If we see Crowley as part of a traditionalist worldview, then it is plain that he sought the overthrow of the present way of things. He hoped that Germany under the Third Reich and the Soviet Union would adopt Thelema as their religion, and despised democracy. Equally, he was an active agent for British intelligence operations during the First World War and worked to destabilise the pro-German lobby. However, Crowley’s practical progress was not through political or revolutionary action, but rather through the spread of ideas and the setting of an example in his own person and through his teachings. Like others of his time, he saw in Enlightenment thought – and indeed in Western, that is to say, Christian, civilization – only decay and the denial of the human spirit. That spirit was to be liberated only if it could be allied to the true expression of the Will. It could not be found in conventionality, in employment, or in industrial life in general. It was expressed, for Crowley, in a hierarchical, ritualistic social organization in which he was the prime instigator and magus, and where his time was spent not merely communing with human beings but with occult forces whose powers were far in excess of his own and whose willing instrument he had become. At his happiest, at the Abbey of Thelema on the island of Cefalu, he lived a life of simple observance among like minds interspersed with painting, writing, drug-taking, teaching and sex – the last two being inextricably intertwined. Here was his ideal, his “aristocratic communism” lived out before, inevitably, practical considerations intervened and the Italian government expelled him.

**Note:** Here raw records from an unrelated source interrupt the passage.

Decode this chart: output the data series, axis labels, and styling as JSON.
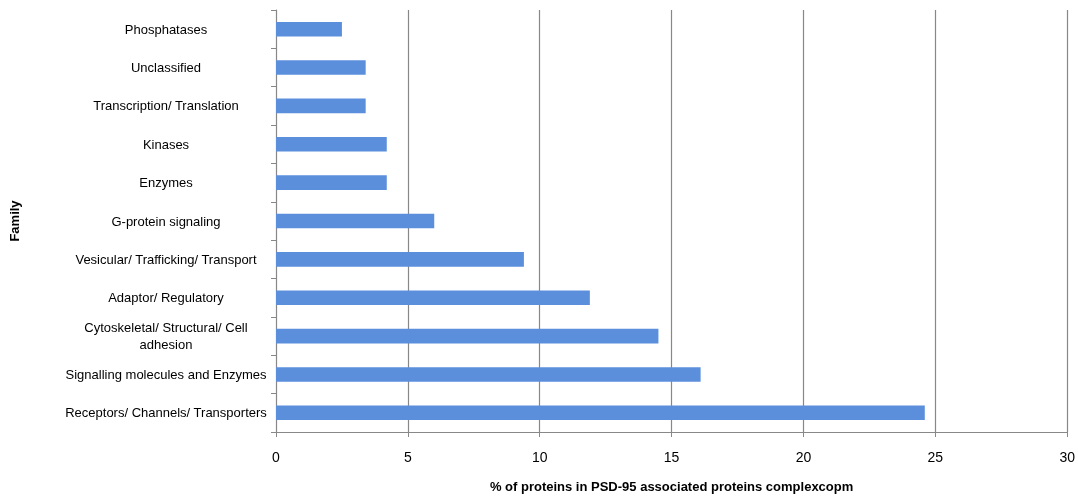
{
  "chart_data": {
    "type": "bar",
    "orientation": "horizontal",
    "xlabel": "% of proteins in PSD-95 associated proteins complexcopm",
    "ylabel": "Family",
    "categories": [
      "Phosphatases",
      "Unclassified",
      "Transcription/ Translation",
      "Kinases",
      "Enzymes",
      "G-protein signaling",
      "Vesicular/ Trafficking/ Transport",
      "Adaptor/ Regulatory",
      "Cytoskeletal/ Structural/ Cell adhesion",
      "Signalling molecules and Enzymes",
      "Receptors/ Channels/ Transporters"
    ],
    "values": [
      2.5,
      3.4,
      3.4,
      4.2,
      4.2,
      6.0,
      9.4,
      11.9,
      14.5,
      16.1,
      24.6
    ],
    "color": "#5b8fdc",
    "xlim": [
      0,
      30
    ],
    "xticks": [
      0,
      5,
      10,
      15,
      20,
      25,
      30
    ],
    "grid": "x"
  }
}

Aspects of Crowley’s libertinism were, as many have pointed out, a kind of precursor to the hippy movement of the 1960s, but the context was altogether different. Crowley was not concerned with the Age of Aquarius but with the Aeon of Horus; a time in the affairs of mankind in which man would take increasing control of his destiny, and that had followed upon previous aeons that had been respectively maternalistic and paternalistic. In the new aeon, paternalistic religions such as Christianity, Islam and Buddhism would come to be supplanted. Thelema had been codified in order to replace them, while at the same time being rooted in the teachings of the ancients. It offered its adherents the transcendence that they sought but had failed to find in the mundane. It is perhaps unsurprising that several prominent children of the New Age, including guitarist Jimmy Page (who bought Boleskine House) and the late Peaches Geldof should have become interested in Thelema after having explored a number of mainstream religious beliefs, though one suspects that for some adherents the hedonistic aspects are of greater appeal than spiritual disciplines. We might note, moreover, that the O.T.O. remains the only religious organization to send its members a letter of congratulations when they leave – for in deciding to do so they have exercised their Will.

Why should we concern ourselves with Crowley? To be occupied only with his excesses of behaviour and weaknesses of character seems to me to short-change him. The answer surely comes in his dominant influence upon the development of Western esoteric thought and in turn the influence of that thought upon twentieth-century and contemporary culture. He has left a tangible legacy in terms of those who define themselves as Thelemites and are members of the O.T.O. There is also a much wider legacy defined both in terms of those who have absorbed some of Crowley’s ideas and those who have reacted in sometimes extreme ways against them, either to reassert those belief systems that Crowley so comprehensively rejected, or to promote further directions in occultism that differ from his own. Whichever viewpoint one takes, it is hard to ignore Crowley. Even were one not to be at all concerned with the outcomes of his spiritual work, his life is nevertheless a source of interest in itself, and has been subjected to everything from hagiography to excoriation – and that simply among those who knew him!


[i] “Sean Gabb on Aleister Crowley” http://thelibertarianalliance.com/2015/01/22/sean-gabb-on-aleister-crowley/

[ii] Crowley, The Confessions of Aleister Crowley, chapter 50, 1929: http://www.thelema.ca/156/Confessions/chapter50.html

[iii] Laurence Sutin, Do What Thou Wilt: A Life of Aleister Crowley, New York, St Martin’s Press, 2000, p. 148.